Did everyone miss the IPCC doomsday report?

Photo by Arnaldo Fragozo

A collective ‘what more can I do’ point may have been reached
By Matthew Fraser, Opinions Editor

Maybe it’s just latent COVID fatigue or a doomsday weariness, but it doesn’t seem like the engines of humanity are turning over with the threat of climate change.

Recently, the Intergovernmental Panel on Climate Change (IPCC) released a report stating that the previous goals set in the Paris Climate Accord are out of reach and that the global average temperature will rise by at least 1.5◩ Celsius by 2040. This basically ensures that large swaths of the Middle East will become uninhabitably hot, flooding may shrink the liveable areas in the Caribbean and Southeast Asia—and this means mass immigration will likely ensue. I think this is nothing short of a doomsday prediction, yet somehow it has largely flown under the radar.

Maybe it’s just latent COVID fatigue or a doomsday weariness, but it doesn’t seem like the engines of humanity are turning over with the threat of climate change. Could it be that we have all resigned ourselves to paper straw and reusable bag subterfuge of climate activism knowing all well that it means next to nothing compared to the non-adjustment from the commanding heights of society? Have people just given up on the possibility of climate and world rehabilitation when we collectively face housing unaffordability and billionaire space races?

I suspect that it’s just impossible to be mobilized for action forever, and particularly when the mobilization was largely surface level and unconnected to the larger and more pollutant corporations. Maybe more people would love to grow food on their own property and limit their CO2 emissions, but the fact that they can’t get the space to do so, and it wouldn’t make much of a difference makes even the dream seem futile. The millions of kids who once followed Greta Thunberg into the streets have been lulled into passivity and back into their chairs by Fortnite and some other such distractor, and who could blame them?

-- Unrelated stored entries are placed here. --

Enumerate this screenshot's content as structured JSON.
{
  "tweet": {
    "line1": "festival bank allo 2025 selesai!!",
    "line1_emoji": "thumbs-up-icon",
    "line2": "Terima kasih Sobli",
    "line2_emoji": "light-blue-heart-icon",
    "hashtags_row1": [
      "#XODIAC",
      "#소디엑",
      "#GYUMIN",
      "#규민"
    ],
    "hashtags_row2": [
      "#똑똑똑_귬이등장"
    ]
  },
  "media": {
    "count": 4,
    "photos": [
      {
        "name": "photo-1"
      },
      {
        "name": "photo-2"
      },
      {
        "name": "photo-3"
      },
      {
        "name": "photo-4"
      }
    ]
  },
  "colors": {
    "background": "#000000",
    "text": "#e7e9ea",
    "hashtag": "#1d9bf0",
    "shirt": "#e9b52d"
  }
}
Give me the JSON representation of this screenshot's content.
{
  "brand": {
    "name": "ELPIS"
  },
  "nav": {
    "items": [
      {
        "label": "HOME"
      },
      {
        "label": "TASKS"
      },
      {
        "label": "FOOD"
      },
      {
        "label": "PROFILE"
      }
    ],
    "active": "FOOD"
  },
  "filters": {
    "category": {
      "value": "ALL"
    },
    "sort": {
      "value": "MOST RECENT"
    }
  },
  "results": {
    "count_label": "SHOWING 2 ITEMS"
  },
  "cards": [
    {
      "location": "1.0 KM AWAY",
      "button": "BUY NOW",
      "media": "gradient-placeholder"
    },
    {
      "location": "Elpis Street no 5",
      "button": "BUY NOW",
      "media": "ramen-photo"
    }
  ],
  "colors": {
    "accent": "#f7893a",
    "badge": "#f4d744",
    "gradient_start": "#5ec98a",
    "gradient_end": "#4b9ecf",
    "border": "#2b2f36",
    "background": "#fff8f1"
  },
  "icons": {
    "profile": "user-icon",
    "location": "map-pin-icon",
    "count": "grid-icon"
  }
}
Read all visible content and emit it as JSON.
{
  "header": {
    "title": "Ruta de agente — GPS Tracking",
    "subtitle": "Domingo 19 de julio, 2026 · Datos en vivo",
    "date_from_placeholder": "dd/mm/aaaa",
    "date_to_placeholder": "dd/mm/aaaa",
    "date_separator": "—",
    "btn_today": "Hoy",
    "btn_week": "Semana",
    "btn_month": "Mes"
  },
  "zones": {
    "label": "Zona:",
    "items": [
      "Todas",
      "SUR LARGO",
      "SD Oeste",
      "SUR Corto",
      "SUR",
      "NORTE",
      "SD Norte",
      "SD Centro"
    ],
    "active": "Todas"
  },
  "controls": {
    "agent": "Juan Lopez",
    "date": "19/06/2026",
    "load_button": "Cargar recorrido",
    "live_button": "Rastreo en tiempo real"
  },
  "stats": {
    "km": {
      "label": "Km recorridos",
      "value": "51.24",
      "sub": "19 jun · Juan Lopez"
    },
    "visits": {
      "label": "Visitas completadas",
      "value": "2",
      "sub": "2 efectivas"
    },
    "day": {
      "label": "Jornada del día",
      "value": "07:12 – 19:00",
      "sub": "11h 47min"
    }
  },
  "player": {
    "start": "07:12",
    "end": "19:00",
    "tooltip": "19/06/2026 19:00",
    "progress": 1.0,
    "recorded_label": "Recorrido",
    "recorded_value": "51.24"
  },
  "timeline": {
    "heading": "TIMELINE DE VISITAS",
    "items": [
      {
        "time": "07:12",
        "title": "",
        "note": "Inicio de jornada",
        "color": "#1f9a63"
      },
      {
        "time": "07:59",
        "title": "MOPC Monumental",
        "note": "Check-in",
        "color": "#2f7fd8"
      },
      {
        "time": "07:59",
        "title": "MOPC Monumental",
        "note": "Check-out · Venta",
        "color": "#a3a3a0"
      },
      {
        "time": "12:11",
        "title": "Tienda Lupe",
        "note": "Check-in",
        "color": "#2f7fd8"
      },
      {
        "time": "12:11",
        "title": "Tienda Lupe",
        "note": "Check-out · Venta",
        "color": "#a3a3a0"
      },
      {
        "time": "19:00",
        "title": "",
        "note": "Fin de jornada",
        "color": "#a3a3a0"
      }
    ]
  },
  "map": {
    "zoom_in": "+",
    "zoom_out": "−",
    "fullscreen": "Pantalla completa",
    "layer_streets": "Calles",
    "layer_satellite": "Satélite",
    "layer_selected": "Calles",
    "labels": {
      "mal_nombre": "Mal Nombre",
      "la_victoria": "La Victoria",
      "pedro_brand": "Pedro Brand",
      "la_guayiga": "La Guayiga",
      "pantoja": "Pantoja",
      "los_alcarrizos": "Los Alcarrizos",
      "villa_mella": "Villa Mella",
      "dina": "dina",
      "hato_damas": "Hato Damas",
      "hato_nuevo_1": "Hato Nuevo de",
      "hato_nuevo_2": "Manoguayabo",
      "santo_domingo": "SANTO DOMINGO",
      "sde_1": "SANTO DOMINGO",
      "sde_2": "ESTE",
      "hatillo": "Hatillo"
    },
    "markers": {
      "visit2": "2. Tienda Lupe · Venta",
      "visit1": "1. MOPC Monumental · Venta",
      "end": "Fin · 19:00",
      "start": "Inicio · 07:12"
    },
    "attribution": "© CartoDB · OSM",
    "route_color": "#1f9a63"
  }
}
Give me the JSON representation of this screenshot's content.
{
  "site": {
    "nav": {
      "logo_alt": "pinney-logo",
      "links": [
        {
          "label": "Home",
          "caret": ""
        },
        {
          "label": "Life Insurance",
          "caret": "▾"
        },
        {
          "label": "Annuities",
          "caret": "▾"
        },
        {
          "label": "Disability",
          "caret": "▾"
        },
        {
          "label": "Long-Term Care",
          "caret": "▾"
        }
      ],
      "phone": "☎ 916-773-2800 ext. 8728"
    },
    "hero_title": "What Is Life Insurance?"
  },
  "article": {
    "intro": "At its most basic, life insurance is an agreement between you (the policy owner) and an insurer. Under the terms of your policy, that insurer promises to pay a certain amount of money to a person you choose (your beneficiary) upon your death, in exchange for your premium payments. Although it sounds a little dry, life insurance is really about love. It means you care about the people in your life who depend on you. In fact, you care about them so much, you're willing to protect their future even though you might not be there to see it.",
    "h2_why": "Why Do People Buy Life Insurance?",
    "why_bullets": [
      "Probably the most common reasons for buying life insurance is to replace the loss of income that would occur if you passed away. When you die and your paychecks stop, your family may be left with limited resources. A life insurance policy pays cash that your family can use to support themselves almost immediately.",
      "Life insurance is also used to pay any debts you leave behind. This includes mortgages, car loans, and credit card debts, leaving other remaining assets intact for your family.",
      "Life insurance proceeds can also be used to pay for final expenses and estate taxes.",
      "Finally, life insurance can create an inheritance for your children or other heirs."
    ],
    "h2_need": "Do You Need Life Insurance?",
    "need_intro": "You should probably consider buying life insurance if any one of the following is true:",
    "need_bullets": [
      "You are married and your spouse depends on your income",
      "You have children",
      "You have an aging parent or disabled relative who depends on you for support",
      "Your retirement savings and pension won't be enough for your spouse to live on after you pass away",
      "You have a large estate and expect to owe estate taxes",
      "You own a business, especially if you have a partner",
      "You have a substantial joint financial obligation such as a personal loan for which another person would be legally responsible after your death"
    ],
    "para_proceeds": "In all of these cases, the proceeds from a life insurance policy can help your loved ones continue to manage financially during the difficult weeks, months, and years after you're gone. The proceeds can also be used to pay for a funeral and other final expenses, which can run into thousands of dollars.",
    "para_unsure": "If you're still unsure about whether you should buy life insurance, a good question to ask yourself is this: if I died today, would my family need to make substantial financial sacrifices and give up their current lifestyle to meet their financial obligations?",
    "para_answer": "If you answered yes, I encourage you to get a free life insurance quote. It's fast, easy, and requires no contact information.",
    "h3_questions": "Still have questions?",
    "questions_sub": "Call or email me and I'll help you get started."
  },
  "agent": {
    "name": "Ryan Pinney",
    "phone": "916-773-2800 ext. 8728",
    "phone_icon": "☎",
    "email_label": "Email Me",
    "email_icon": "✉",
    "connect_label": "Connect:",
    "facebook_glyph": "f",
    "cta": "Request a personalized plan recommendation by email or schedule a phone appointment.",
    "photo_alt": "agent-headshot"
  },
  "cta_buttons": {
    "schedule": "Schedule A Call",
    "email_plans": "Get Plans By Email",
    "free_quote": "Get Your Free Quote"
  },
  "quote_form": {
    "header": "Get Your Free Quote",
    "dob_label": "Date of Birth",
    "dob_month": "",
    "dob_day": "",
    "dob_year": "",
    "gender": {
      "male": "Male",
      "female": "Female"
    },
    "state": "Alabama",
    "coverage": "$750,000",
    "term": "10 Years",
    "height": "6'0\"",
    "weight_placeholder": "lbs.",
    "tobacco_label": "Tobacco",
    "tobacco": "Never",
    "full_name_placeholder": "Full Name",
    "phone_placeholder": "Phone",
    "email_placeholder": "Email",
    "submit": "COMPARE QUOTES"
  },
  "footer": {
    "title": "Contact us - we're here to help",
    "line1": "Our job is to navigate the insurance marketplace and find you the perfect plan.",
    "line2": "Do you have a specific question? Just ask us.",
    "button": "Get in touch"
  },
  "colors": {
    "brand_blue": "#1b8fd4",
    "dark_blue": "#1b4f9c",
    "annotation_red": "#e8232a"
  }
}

The entire world is built around consumption and entertainment, and nearly every product you buy claims to be good for the environment; sitting at home and recycling is just about the apex of what one can do for the environment if you’re not in charge of a multinational organization.

Maybe the reason people have become so silent is simply a “what more can I do?” view of environmental destruction. Taking the bus and trying to use the lowest watt everything is just about the edge of what every individual can do; any more comments on reducing carbon footprints is nearly a willful ignorance of the carbon freight train that underlies the rest of the system. This dejected silence may be the most rational choice of all.